Seit dem Einmarsch in die Ukraine wurden im Westen kaum noch russische Filme gezeigt. in der Zwischenzeit Tschaikowskys Frau – glücklicherweise seit diesem Monat in den niederländischen Kinos – genau ein starkes Beispiel für die Beziehung zwischen dem russischen Kino und dem nationalen Drang nach Expansion, Aggression und Korruption.

Die verliebten Teenager Katja und Kostja können nicht aufhören, sich gegenseitig zu begrapschen, obwohl sie umgeben von anderen Urlaubern in einem sonnenverwöhnten See baden. Mit einer kompakten Digitalkamera begleitet Vadim Kostrov das Paar in seinem Kurzfilm aus nächster Nähe Immer frei (2022), ein intimer Dokumentarfilm, der alle Merkmale eines angenehm mäandrierenden Spätsommerfilms hat.

Erst am Ende des Films verrät Kostrov, ein nach Paris emigrierter russischer Experimentalfilmer, mit weißer Schrift auf schwarzem Bild Immer frei steht mehr auf dem Spiel als zunächst angenommen.
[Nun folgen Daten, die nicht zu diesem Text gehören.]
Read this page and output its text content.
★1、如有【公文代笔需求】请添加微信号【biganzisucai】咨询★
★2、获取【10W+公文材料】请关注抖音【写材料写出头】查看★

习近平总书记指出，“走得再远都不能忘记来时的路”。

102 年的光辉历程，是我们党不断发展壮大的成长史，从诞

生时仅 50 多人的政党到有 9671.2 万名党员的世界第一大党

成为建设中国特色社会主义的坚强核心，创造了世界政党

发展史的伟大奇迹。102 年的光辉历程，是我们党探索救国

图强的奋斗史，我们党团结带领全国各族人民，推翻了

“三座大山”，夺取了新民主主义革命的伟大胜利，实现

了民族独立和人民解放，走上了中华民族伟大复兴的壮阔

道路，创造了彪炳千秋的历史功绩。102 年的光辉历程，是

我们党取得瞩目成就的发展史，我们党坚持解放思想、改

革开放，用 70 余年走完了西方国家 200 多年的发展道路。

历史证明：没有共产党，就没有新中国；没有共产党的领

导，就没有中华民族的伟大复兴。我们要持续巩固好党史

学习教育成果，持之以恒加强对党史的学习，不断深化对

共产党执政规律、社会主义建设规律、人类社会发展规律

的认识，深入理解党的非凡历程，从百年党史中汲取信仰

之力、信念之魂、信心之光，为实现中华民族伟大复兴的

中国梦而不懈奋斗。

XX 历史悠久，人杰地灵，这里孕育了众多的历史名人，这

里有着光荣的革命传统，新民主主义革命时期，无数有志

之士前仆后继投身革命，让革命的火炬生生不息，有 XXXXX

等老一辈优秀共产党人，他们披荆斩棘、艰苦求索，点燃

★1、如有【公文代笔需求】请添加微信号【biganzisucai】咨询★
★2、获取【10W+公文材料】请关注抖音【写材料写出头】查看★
Was wir sehen, entpuppt sich als das letzte gemeinsame Wochenende von Katja und Kostja. Am Montag, nachdem Kostrov sie gefilmt hat, reist Kostya nach Jekaterinburg, um sich als Kadett in die Armee einzuschreiben. Wir befinden uns dann im Jahr 2020. Kostrov erklärt in seinem Text, dass er Kostja seitdem nicht mehr gesehen hat; Katja hat jetzt einen neuen Freund und ein neues Leben. Seit dem russischen Einmarsch in die Ukraine am 24. Februar 2022 ist Kostja nicht mehr in den sozialen Medien online.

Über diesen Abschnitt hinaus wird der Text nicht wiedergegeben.